En el caso objeto de estudio y de conformidad con la pretensión de la accionante, la Corte constató la procedencia del mecanismo ordinario ante la jurisdicción ordinaria laboral para responder a la situación de despido. Asimismo, concluyó que no existía un perjuicio irremediable que hiciera procedente la acción de tutela como mecanismo transitorio, al no advertir una especial situación de vulnerabilidad en el presente caso.

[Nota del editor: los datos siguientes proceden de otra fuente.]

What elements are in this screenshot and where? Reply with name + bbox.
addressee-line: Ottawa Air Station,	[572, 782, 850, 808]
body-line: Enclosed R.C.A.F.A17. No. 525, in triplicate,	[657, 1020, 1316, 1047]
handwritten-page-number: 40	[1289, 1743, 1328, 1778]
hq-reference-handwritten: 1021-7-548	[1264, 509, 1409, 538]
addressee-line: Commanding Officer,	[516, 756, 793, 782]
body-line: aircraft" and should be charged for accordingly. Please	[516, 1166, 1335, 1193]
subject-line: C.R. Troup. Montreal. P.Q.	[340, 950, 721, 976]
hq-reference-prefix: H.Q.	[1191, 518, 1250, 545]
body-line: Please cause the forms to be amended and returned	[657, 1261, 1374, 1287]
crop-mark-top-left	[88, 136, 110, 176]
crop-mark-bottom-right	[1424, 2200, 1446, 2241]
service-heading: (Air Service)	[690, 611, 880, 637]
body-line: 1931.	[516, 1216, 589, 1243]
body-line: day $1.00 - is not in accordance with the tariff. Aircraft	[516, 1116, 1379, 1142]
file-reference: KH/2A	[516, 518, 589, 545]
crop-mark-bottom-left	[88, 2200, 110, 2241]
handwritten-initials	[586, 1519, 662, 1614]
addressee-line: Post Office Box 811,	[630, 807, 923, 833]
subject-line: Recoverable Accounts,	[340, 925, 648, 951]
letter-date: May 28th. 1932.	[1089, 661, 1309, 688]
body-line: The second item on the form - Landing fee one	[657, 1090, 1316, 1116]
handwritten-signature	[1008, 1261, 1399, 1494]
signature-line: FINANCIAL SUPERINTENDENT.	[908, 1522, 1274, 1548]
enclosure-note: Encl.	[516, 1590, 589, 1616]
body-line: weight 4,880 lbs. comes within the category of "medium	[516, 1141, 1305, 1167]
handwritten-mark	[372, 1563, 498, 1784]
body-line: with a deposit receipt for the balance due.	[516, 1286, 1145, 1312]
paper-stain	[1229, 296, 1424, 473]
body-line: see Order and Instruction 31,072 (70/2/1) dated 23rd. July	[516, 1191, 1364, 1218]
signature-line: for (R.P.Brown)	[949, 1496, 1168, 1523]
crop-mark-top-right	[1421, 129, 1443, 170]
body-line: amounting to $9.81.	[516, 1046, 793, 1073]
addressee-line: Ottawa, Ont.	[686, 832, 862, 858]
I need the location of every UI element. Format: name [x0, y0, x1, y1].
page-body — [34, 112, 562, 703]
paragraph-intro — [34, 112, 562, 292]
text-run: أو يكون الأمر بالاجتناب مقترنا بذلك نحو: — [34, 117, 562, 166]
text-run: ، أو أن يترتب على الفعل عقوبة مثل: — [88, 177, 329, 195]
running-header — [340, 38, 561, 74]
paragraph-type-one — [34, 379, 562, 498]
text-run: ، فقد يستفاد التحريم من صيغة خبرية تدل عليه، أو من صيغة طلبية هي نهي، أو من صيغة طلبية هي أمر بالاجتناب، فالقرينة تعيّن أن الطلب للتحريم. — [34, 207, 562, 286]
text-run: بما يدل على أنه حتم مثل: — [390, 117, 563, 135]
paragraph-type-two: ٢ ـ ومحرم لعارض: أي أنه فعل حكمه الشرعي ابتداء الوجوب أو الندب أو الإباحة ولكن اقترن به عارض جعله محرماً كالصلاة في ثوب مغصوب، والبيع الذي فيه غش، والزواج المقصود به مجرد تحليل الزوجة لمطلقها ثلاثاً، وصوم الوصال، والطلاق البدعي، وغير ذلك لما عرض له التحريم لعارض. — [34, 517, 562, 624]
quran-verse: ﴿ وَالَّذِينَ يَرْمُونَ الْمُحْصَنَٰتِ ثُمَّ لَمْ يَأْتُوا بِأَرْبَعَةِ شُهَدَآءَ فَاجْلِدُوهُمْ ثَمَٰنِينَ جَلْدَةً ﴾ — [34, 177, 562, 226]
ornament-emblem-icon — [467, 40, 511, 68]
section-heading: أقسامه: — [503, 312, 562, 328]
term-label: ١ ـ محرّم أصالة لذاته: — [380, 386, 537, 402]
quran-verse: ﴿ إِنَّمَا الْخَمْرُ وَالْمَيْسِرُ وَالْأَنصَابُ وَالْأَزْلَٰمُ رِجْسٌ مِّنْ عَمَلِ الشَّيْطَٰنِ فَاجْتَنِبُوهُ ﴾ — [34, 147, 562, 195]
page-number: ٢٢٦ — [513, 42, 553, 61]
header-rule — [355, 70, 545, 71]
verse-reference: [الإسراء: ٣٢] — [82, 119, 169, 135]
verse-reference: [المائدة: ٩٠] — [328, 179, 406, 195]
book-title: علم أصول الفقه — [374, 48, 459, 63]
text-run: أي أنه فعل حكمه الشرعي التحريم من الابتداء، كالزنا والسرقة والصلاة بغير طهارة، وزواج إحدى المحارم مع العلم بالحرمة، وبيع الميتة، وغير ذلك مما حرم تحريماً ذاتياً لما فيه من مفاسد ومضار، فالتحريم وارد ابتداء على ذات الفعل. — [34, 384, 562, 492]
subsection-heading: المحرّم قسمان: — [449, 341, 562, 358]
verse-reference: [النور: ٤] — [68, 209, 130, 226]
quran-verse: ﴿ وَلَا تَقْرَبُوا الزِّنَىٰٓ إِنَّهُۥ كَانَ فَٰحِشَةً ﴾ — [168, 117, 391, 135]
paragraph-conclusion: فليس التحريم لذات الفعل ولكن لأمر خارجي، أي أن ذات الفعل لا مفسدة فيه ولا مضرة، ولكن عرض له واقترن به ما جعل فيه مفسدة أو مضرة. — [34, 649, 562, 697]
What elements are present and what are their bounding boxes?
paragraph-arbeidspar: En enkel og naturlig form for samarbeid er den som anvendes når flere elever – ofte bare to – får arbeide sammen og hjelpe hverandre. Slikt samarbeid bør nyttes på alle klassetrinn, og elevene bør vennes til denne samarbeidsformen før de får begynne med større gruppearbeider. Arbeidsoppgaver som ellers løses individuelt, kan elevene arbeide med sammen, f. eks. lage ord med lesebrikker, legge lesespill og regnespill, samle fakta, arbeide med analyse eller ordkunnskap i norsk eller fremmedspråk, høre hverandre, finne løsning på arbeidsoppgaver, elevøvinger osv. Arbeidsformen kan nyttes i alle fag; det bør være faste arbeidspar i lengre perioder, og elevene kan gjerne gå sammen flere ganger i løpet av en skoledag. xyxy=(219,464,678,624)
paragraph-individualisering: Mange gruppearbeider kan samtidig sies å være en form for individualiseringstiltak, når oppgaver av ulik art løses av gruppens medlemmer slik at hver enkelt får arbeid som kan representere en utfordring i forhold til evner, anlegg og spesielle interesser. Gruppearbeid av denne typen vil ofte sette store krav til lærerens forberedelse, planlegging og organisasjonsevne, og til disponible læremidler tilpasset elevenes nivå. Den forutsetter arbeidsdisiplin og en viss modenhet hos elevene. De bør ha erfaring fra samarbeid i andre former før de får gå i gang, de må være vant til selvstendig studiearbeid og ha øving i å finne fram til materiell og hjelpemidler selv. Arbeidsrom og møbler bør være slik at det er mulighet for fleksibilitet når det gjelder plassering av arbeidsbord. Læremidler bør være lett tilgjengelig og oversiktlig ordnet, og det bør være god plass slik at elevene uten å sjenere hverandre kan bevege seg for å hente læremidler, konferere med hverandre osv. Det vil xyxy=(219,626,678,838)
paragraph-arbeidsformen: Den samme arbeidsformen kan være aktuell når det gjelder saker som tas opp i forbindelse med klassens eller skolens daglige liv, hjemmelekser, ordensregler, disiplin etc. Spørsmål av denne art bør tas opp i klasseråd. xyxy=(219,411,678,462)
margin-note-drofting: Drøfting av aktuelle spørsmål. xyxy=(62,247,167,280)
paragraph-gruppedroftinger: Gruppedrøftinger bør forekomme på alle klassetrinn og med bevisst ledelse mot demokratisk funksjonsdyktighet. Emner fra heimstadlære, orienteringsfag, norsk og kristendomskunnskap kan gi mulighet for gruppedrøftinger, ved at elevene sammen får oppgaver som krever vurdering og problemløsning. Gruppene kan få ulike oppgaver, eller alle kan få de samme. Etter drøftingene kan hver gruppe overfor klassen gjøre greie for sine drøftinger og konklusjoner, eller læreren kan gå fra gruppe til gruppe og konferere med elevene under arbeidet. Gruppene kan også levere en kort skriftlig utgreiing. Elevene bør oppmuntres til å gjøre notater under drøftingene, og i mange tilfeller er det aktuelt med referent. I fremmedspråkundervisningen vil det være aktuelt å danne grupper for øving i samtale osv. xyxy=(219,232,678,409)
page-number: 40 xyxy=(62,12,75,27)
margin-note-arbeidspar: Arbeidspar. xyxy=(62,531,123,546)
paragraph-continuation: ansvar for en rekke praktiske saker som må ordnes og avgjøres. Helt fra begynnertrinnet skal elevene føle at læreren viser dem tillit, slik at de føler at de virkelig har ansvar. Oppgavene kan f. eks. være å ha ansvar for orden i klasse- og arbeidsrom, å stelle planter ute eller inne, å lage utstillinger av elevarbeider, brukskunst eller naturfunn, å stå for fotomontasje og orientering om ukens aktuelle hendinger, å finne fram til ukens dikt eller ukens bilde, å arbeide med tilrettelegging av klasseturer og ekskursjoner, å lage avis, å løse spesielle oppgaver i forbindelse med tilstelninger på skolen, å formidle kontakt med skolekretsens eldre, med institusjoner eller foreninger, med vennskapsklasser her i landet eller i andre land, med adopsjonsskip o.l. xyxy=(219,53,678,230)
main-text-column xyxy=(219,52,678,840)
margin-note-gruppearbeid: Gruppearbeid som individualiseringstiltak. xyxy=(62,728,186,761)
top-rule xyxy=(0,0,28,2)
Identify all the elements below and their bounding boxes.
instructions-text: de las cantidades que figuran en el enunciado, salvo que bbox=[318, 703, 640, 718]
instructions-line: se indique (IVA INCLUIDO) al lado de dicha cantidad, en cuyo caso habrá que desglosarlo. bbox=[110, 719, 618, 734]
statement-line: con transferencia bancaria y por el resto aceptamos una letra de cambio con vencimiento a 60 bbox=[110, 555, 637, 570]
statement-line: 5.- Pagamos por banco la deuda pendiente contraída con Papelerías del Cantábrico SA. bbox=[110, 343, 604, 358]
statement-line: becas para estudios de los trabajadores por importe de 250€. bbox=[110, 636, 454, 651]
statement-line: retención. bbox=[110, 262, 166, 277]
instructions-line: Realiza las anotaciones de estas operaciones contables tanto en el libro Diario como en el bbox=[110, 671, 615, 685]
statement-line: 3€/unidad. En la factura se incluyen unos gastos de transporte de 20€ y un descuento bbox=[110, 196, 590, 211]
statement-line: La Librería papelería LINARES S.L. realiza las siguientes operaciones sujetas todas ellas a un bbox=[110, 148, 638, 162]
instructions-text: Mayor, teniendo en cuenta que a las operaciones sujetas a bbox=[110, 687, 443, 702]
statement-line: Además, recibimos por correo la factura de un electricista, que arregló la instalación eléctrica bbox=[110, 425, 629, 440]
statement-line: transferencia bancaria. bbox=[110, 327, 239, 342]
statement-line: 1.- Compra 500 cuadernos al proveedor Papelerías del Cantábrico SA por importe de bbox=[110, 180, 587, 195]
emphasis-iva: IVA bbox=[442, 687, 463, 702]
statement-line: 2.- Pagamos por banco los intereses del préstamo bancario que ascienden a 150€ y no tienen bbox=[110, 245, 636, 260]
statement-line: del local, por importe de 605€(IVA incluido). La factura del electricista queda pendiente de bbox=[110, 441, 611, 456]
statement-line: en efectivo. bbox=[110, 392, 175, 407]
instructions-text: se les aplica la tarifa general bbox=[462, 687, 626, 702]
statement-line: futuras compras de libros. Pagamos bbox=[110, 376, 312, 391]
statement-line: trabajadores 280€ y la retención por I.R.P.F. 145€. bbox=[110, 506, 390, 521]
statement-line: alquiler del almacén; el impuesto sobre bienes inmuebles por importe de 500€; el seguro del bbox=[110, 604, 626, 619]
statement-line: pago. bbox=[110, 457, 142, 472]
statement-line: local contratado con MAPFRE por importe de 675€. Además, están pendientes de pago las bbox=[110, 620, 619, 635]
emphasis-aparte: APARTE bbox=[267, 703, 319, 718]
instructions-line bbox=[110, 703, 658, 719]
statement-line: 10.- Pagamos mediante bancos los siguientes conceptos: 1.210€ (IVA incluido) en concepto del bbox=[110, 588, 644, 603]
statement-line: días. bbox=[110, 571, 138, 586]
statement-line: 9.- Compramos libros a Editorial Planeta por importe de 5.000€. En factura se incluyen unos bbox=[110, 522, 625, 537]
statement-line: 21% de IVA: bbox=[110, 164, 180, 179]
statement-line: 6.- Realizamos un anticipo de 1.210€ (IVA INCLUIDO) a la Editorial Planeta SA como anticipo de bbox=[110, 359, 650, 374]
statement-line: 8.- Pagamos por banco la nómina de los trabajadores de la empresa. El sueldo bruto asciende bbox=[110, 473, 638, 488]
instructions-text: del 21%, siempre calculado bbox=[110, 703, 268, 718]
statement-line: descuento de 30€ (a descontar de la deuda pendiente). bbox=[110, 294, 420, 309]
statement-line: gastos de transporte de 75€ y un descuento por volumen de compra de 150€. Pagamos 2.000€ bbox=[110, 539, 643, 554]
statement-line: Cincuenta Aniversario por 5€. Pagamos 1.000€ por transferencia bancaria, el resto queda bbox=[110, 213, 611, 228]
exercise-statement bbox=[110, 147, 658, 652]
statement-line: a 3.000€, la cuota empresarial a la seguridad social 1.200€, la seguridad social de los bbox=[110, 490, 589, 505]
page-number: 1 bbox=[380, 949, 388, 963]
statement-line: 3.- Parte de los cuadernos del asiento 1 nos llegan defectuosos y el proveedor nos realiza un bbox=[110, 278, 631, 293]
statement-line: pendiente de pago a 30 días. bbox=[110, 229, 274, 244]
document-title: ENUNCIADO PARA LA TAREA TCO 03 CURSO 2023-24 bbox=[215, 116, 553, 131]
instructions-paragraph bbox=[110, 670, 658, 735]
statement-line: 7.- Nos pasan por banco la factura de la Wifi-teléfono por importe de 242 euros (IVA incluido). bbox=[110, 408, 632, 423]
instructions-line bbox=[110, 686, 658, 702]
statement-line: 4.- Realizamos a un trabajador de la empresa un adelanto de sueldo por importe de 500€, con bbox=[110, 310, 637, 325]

En relación con la situación de madre cabeza de familia, la Sala no encontró acreditados los presupuestos establecidos en la jurisprudencia de la Corte para que una persona sea considerada como tal, en particular, aquellos relacionados con la conformación de la red de apoyo en el hogar y el empleo como única alternativa económica. En consecuencia, la Sala confirmó las decisiones de los jueces de instancia quienes declararon la improcedencia de la acción de tutela.